Farmland values rose 16% in 2007 in Illinois, Wisconsin, Michigan and Indiana, the largest annual increase in almost 30 years, according to the Chicago Federal Reserve Bank. In 2006, farmland values in the district rose 9%. From 2004 through 2007, the annual gain averaged 12%. Adjusted for inflation, the four-year gain averaged 8% a year.
The 2007 data, based on 265 responses from agricultural bankers in the Chicago district, was reported in the Chicago Feds AgLetter issued Feb. 28. Farmland data for the entire U.S. for 2007 wont be available until August, said David B. Oppedahl, business economist for the Chicago Fed. But the national average increase in farmland was 14% in 2006,according to a U.S. Department of Agriculture report.

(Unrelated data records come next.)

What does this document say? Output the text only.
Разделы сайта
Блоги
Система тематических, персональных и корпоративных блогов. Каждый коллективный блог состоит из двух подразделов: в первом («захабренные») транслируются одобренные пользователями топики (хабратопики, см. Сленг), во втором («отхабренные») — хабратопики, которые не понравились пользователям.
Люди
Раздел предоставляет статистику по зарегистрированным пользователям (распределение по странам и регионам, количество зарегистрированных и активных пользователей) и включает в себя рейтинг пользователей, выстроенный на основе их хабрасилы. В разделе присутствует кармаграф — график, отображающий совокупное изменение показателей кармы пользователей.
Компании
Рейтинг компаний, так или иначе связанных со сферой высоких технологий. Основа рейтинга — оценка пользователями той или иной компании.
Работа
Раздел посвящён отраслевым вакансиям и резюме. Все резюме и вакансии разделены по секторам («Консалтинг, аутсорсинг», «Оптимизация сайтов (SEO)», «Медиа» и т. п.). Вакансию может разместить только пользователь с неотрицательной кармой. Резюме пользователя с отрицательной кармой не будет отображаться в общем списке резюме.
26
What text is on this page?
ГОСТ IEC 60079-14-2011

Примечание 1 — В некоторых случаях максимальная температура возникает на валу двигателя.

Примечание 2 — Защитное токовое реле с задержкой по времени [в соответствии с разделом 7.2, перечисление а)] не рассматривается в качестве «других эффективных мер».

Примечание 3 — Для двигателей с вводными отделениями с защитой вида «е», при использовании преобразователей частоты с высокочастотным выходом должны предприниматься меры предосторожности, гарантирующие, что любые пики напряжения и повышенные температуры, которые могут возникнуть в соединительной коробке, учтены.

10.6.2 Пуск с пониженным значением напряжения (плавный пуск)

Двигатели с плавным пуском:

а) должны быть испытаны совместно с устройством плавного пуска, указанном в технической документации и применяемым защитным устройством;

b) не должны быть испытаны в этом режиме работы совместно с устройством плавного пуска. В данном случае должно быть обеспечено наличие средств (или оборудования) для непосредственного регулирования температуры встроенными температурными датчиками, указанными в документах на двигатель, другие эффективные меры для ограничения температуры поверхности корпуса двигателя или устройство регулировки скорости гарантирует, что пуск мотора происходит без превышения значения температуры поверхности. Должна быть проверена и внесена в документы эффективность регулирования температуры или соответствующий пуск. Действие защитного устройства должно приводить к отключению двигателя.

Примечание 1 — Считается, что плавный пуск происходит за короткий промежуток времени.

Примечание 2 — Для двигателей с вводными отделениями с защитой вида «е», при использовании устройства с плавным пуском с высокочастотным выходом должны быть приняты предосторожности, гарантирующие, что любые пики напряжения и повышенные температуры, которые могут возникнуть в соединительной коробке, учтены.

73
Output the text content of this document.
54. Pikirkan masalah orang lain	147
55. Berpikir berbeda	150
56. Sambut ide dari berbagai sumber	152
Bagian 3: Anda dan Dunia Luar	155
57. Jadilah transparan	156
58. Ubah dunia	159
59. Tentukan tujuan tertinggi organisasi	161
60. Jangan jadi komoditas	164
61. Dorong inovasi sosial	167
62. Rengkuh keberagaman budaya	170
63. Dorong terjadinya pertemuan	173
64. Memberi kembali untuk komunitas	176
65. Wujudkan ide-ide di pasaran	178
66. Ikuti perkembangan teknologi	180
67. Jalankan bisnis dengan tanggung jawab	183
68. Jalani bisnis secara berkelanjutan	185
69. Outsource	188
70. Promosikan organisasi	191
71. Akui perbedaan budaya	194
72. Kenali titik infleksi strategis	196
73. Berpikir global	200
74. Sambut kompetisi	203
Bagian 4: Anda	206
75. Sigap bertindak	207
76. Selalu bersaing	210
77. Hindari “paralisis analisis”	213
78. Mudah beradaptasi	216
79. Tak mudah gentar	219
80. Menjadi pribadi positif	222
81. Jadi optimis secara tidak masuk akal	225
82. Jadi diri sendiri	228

Mr. Oppedahl, author of the report, said in an interview that hes heard of some very good returns for institutional investors. Higher net farm income boosted farmland values toward the end of 2007 as corn and soybean prices moved even higher than a year ago, fueled by demand for both ethanol and exports, Mr. Oppedahl wrote in the report. The district accounts for half of corn and 40% of soybean production in the U.S., Mr. Oppedahl said in the interview.
Inflation-adjusted farmland values have more than doubled from their low in 1986, the report said. So, even with the strong run of increases in farmland values from 2004 to 2007, there was room for continued increases, as expected by district bankers, before approaching new records in real terms.